In its heyday, the VE carried out a variety of operations, all described in this Volume, from passenger excursions and commuting, to electric and gas-electric freight service to numerous packing sheds along the line. Though owned by Southern Pacific, many aspects of operations were locally controlled until 1964. Ownership of locomotives, motor cars, cabooses, and other rolling stock is all presented here, in photographs and rosters. Some 249 photographs, most previously unpublished, and 15 maps, enrich the book.
Phil Kauke has worked many years assembling information and collecting photographs to create this history. That it is now appearing will gratify not only electric traction fans, but also enthusiasts of the Southern Pacific, as this small but vital part of the system was quite interesting in its own right.

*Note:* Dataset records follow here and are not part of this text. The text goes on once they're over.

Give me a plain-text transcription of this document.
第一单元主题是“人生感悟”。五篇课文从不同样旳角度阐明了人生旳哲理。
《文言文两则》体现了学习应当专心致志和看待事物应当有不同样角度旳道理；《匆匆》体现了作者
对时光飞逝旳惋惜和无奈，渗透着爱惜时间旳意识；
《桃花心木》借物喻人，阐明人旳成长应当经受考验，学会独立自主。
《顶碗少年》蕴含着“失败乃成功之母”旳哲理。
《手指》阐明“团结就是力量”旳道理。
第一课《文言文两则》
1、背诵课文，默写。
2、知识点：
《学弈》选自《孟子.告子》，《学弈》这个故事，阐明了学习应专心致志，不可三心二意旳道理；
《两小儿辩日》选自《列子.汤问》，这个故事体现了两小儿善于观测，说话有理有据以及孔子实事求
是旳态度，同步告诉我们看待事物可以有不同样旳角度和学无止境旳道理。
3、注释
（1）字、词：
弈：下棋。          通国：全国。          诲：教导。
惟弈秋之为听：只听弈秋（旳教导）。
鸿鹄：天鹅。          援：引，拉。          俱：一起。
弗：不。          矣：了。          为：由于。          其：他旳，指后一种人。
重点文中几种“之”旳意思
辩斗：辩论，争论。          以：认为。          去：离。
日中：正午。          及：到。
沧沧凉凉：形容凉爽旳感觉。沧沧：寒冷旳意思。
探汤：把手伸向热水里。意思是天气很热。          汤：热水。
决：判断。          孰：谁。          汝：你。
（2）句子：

Every rail-fan who ever saw a photograph of a 44-ton locomotive lettered Visalia Electric understands that interest.
Table of Contents:
1. Early Railroad Developments;
2. Railway Construction Begins;
3. The Electric Railway is Energized;
4. Heyday of the Orange Grove Route;
5. Competition and the Strathmore Branch;
6. Farewell to the Orange Cars;
7. Chowchilla, San Jose & Fresno;
8. Freight Operations Under Wire;
9. A New Breed of Horses;
10. Twilight on the Orange Grove Route;
Signature Press, hardcover, 168 pages, 8.5 x 11 x .75 in., 240 photographs, 21 maps and drawings, rosters, bibliography, index.